Transparency = Accountability = Strength

Sonian is all about “changing the conversation” between messaging technology vendor and the audience of IT departments who look to us to solve their archive problem. It’s our challenge to communicate openly and in a way that really hasn’t been seen before in this industry. This mode of communication awareness is called transparency, and it’s inspired by the open source way of thinking.

It’s time for vendors to engage in honest conversation about email’s current “state of affairs.” There needs to be a more open dialog between messaging vendor and customer. For too long the allied e-messaging industries haven’t served core customer needs. Add to that customers haven’t demanded more accountability from their e-messaging vendors either. Vendors play the feature-creep leap frog game with each other, rather than listen to what customers want in a product. As an example, over the past year we have talked to many unhappy “legacy technology ” archive customers who complain (rightfully so) the current archive technologies are too complicated and too expensive to operate. Organizations are looking for a simpler, more elegant way to solve the archive issue. Spending six figures for software license fees and a full-time IT person salary to manage an installed archive platform is not the way to solve this problem in 2007 and beyond.

Recently there has been an “up tick” in e-messaging market activities. Yahoo! acquiring Zimbra and Xobni’s big debut are two recent email events getting media and market attention. Om Malik wrote a post on his blog calling email the original social network. But these are recent exceptions to the rule. In general, except for SPAM and the occasional email-borne virus outbreak coverage, the mainstream media pays little attention to email issues. Yet email is still the most used and most critical communication infrastructure available to us. And we as consumers tolerate a lot of pain around email.

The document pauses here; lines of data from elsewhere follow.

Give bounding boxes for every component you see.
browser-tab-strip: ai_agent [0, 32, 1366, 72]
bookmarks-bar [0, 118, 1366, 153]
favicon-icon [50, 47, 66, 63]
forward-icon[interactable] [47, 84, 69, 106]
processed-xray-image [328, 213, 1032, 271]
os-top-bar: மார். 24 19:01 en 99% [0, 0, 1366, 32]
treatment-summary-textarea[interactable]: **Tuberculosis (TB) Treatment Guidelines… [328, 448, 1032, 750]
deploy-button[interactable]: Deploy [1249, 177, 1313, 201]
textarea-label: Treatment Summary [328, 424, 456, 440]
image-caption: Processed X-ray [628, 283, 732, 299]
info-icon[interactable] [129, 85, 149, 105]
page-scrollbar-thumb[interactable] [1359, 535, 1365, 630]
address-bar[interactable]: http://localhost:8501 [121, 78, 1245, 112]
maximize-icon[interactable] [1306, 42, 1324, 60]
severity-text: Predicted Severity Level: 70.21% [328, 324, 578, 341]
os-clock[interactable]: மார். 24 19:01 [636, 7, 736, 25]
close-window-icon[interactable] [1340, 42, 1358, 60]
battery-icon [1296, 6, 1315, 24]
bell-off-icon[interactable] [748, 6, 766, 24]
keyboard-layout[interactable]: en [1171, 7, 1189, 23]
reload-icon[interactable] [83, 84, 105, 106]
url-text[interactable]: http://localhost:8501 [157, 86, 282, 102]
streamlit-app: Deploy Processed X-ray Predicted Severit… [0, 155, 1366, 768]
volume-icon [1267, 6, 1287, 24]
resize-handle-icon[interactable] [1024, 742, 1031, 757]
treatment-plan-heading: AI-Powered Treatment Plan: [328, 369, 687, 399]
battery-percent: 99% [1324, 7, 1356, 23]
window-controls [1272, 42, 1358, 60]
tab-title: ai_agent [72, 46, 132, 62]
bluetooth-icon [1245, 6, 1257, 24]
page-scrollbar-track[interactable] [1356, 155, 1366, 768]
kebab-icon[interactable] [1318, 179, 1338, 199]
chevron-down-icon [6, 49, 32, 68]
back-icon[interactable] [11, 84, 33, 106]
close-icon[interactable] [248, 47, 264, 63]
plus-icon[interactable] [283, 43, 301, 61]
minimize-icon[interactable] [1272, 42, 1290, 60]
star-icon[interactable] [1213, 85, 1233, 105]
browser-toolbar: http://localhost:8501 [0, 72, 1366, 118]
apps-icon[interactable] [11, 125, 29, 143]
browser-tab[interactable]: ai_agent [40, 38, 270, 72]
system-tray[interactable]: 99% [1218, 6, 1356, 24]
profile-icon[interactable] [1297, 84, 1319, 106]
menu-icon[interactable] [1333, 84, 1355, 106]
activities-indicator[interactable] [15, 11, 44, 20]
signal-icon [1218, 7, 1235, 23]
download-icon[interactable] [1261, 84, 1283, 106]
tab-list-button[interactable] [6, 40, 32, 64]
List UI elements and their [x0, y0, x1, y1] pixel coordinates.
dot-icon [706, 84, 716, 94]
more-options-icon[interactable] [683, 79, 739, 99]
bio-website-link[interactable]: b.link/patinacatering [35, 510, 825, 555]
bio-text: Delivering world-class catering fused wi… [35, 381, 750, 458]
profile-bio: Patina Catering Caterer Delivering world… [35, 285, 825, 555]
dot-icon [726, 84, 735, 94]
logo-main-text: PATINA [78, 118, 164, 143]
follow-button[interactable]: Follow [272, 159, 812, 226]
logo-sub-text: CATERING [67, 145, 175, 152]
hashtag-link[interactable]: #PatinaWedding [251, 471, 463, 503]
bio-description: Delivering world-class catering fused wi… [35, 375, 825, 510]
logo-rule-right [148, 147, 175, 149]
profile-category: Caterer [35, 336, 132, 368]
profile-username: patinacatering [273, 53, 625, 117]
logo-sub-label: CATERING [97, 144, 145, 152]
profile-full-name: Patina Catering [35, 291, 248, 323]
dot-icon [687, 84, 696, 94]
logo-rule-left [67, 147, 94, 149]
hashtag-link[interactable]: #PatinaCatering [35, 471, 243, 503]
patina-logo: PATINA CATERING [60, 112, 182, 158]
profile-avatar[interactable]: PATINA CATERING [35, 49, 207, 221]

Over the summer there was a blog-o-sphere vibe predicting traditional email’s demise in favor of IM and social network communication systems. The basic sentiment can be summed up in the phrase “Email is like your daddy’s Oldsmobile.” Meaning while email may get the job done, it’s not cool or interesting. It has been predicted that the newly minted information workers entering the workforce will prefer the informal nature of Facebook-o-grams and IM over “old-fashioned” email. A shift away from email as we know it today will eventually occur (but not to Facebook,) and who can blame the younger generation from shunning email when you consider all the problems (SPAM!) that plague our efficient use of this platform.

We all need to ask, and keep asking of ourselves, “is this the best we can do?” – for ourselves and our customers.